INVESTIGADORES
CERDA Ignacio Alejandro
congresos y reuniones científicas
Título:
BONE HISTOLOGY REVEALS AN UNUSUAL GROWTH STRATEGY IN LESSEMSAURUS SAUROPOIDES, A BASAL SAUROPOD DINOSAUR FROM THE LATE TRIASSIC OF ARGENTINA
Autor/es:
IGNACIO A. CERDA; CECILIA APALDETTI; DIEGO POL; RICARDO MART├ŹNEZ
Reunión:
Jornada; XXXI Jornadas Argentinas de Paleovertebrados; 2017
Resumen:
Sauropod dinosaurs are considered to have uninterrupted rapid rates of growth (inferred from the lacks of growth marks in their long bones during most of its ontogeny), which differs from their more basal relatives (non-sauropod sauropodomorphs), which have a slower cyclical growth dynamics (evidenced by the cyclical deposition of growth marks during all the ontogeny).

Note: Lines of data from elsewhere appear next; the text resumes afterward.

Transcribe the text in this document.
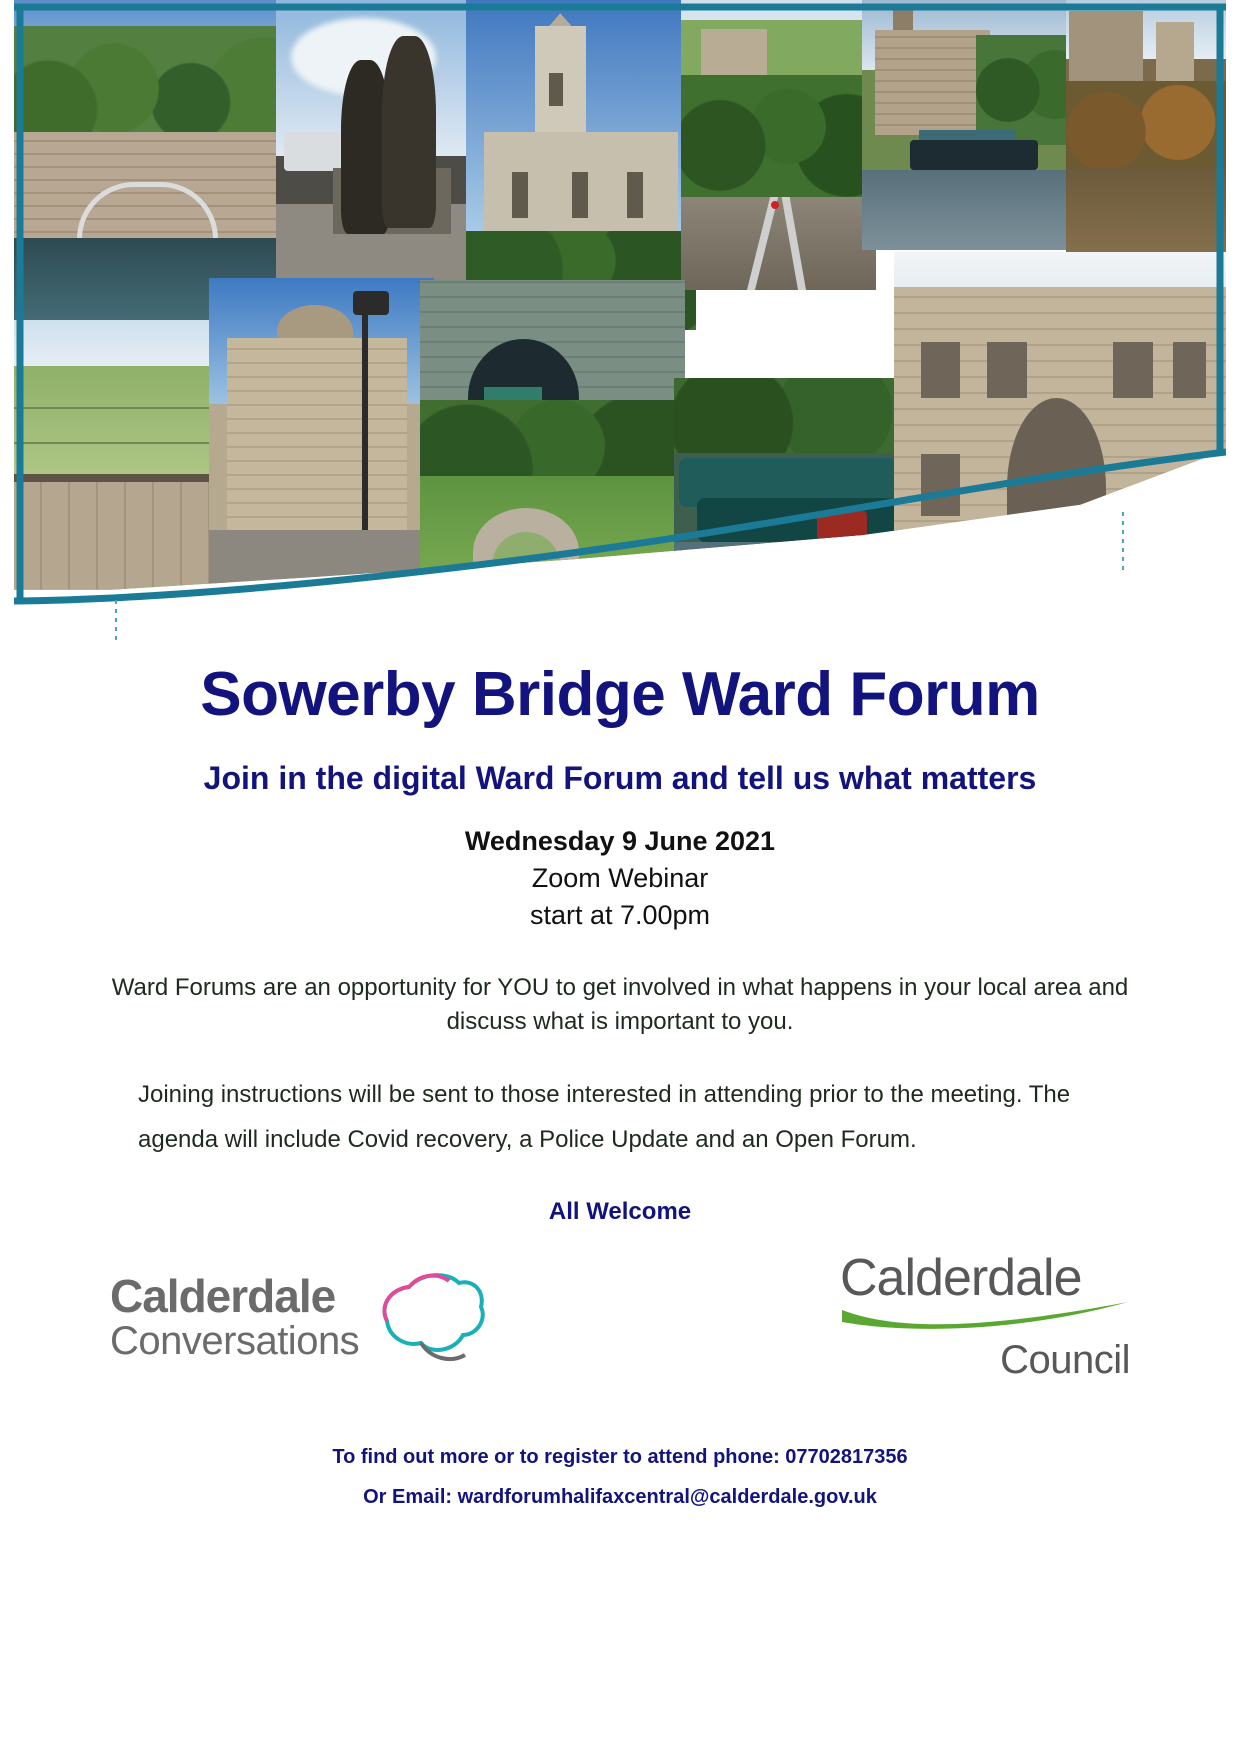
Sowerby Bridge Ward Forum
Join in the digital Ward Forum and tell us what matters
Wednesday 9 June 2021
Zoom Webinar
start at 7.00pm

Ward Forums are an opportunity for YOU to get involved in what happens in your local area and discuss what is important to you.

Joining instructions will be sent to those interested in attending prior to the meeting. The agenda will include Covid recovery, a Police Update and an Open Forum.

All Welcome
Calderdale
Conversations
Calderdale
Council
To find out more or to register to attend phone: 07702817356
Or Email: wardforumhalifaxcentral@calderdale.gov.uk
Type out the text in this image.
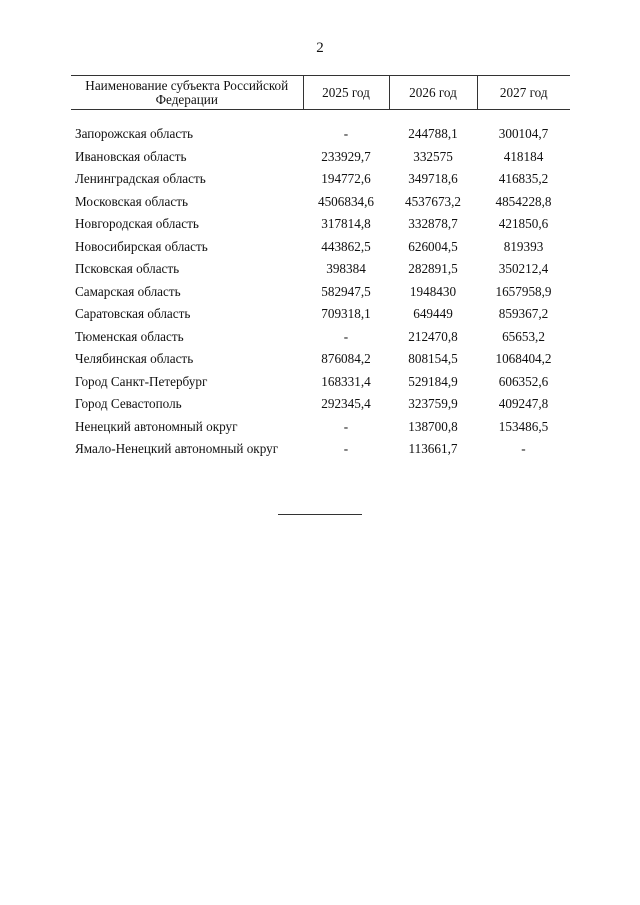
2
Наименование субъекта Российской Федерации	2025 год	2026 год	2027 год

Запорожская область	-	244788,1	300104,7
Ивановская область	233929,7	332575	418184
Ленинградская область	194772,6	349718,6	416835,2
Московская область	4506834,6	4537673,2	4854228,8
Новгородская область	317814,8	332878,7	421850,6
Новосибирская область	443862,5	626004,5	819393
Псковская область	398384	282891,5	350212,4
Самарская область	582947,5	1948430	1657958,9
Саратовская область	709318,1	649449	859367,2
Тюменская область	-	212470,8	65653,2
Челябинская область	876084,2	808154,5	1068404,2
Город Санкт-Петербург	168331,4	529184,9	606352,6
Город Севастополь	292345,4	323759,9	409247,8
Ненецкий автономный округ	-	138700,8	153486,5
Ямало-Ненецкий автономный округ	-	113661,7	-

In order to evaluate the early evolution of the sauropod growth strategies, the growth pattern of the basal sauropod Lessemsaurus sauropoides Bonaparte 1999 (Late Triassic, mid-Norian; Los Colorados Formation) is deduced from its long bone histology. Two femora (PVL 4822/64 and PVL 6580) and two scapulae (PVL 4822/5 and CRILAR PV-303) belonging to two different individuals of similar sizes (femora mid-shaft circumferences equal 37 and 36 cm) were sampled. Lessemsaurus exhibits well defined growth marks throughout the cortical bone, revealing a cyclical growth strategy, as occur in non-sauropod sauropodomorphs. The presence of thick zones of highly vascualrized reticular fibrolamellar bone tissue between the growth marks indicates, however, high rates of bone deposition during the phases of active growth. Hence, although Lessemsaurus exhibits the primitive (i.e. cyclical) growth strategy typical among non-sauropod sauropodomorph dinosaurs, its growth rate during active growth appears to be highly accelerated. Our data reveals a different and novel growth strategy, in which both basal and derived features arose at the beginning of the Sauropodomorpha evolution. Such strategy could be associated with the very large body size reached by Lessemsaurus, suggesting an early and different way toward sauropodomorph gigantism.